Forward variable selection enables fast and accurate dynamic system identification with Karhunen-Loève decomposed Gaussian processes

• Published in: PloS one Vol. 19; no. 9; p. e0309661
• Main Authors: Hayes, Kyle, Fouts, Michael W., Baheri, Ali, Mebane, David S.
• Format: Journal Article
• Language: English
• Published: United States Public Library of Science 20.09.2024; Public Library of Science (PLoS)

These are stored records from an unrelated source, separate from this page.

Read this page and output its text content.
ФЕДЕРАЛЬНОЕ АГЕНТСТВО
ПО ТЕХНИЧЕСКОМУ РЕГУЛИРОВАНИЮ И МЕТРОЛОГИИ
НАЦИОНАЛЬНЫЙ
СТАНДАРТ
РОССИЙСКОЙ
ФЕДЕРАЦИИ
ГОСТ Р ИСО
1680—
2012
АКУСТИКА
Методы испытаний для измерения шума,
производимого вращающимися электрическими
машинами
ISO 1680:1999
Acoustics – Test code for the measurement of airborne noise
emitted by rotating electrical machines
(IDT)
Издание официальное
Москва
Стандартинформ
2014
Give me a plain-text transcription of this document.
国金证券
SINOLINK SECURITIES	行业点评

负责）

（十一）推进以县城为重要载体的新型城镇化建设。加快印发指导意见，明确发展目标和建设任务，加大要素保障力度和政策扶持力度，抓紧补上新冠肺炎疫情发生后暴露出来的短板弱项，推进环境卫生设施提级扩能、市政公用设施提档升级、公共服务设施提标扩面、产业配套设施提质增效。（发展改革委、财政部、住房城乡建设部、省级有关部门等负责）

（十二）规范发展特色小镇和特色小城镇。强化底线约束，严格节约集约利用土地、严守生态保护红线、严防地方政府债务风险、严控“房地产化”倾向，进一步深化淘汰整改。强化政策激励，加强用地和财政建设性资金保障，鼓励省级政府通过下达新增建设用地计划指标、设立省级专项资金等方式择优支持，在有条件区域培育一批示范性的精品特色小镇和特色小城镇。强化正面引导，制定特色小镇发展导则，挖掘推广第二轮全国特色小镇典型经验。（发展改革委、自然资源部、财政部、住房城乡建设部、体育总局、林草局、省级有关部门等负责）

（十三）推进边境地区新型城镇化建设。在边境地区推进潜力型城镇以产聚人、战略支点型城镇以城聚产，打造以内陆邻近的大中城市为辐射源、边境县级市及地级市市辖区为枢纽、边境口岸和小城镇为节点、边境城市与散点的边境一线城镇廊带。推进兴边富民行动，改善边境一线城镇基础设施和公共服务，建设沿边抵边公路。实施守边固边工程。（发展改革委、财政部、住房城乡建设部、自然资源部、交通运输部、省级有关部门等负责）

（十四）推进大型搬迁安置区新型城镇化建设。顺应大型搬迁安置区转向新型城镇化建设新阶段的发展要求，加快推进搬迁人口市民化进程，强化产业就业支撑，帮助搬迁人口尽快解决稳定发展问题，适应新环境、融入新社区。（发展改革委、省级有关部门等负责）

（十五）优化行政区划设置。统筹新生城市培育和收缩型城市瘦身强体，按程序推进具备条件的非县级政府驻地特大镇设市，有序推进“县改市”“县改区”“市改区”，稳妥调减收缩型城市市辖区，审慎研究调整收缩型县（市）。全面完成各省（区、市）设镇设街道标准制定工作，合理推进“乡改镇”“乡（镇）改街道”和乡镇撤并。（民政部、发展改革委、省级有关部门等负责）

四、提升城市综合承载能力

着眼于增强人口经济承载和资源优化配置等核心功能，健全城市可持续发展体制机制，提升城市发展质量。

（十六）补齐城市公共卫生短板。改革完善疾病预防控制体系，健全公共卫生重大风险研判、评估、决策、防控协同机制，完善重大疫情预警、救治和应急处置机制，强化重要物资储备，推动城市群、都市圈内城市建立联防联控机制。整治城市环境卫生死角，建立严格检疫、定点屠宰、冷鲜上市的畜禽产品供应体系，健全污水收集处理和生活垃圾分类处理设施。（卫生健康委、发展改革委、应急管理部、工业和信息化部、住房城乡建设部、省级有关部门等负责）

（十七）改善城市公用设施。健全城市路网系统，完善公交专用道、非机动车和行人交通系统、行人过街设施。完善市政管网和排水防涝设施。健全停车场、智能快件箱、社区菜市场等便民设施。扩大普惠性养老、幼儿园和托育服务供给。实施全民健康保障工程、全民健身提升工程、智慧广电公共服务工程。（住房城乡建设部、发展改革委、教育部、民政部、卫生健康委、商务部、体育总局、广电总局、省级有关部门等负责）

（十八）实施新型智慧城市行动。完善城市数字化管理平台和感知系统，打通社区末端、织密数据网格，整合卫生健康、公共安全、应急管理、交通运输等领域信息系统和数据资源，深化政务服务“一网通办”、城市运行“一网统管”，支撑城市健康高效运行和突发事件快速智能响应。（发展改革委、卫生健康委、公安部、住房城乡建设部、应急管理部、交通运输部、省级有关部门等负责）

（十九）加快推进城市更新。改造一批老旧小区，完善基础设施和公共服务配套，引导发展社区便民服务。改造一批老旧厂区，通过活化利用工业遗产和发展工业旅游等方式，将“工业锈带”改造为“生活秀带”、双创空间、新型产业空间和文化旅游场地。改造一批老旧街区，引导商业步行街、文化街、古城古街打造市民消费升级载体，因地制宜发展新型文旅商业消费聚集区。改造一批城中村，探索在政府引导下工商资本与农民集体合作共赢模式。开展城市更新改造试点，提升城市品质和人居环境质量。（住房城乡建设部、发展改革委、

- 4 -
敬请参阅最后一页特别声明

• Subjects: Accuracy; Algorithms; Analysis; Approximation; Artificial neural networks; Basis functions; Bayes Theorem; Bayesian analysis; Data mining; Datasets; Decomposition; Dynamical systems; Eigenvectors; Evaluation; Feature selection; Gaussian process; Gaussian processes; Inference; Machine learning; Neural networks; Normal Distribution; Optimization; Recurrent neural networks; System identification; Training; Variance analysis; United States
• ISSN: 1932-6203; 1932-6203
• DOI: 10.1371/journal.pone.0309661

A promising approach for scalable Gaussian processes (GPs) is the Karhunen-Loève (KL) decomposition, in which the GP kernel is represented by a set of basis functions which are the eigenfunctions of the kernel operator. Such decomposed kernels have the potential to be very fast, and do not depend on the selection of a reduced set of inducing points. However KL decompositions lead to high dimensionality, and variable selection thus becomes paramount. This paper reports a new method of forward variable selection, enabled by the ordered nature of the basis functions in the KL expansion of the Bayesian Smoothing Spline ANOVA kernel (BSS-ANOVA), coupled with fast Gibbs sampling in a fully Bayesian approach. It quickly and effectively limits the number of terms, yielding a method with competitive accuracies, training and inference times for tabular datasets of low feature set dimensionality. Theoretical computational complexities are O ( N P 2 ) in training and O ( P ) per point in inference, where N is the number of instances and P the number of expansion terms. The inference speed and accuracy makes the method especially useful for dynamic systems identification, by modeling the dynamics in the tangent space as a static problem, then integrating the learned dynamics using a high-order scheme. The methods are demonstrated on two dynamic datasets: a ‘Susceptible, Infected, Recovered’ (SIR) toy problem, along with the experimental ‘Cascaded Tanks’ benchmark dataset. Comparisons on the static prediction of time derivatives are made with a random forest (RF), a residual neural network (ResNet), and the Orthogonal Additive Kernel (OAK) inducing points scalable GP, while for the timeseries prediction comparisons are made with LSTM and GRU recurrent neural networks (RNNs) along with the SINDy package.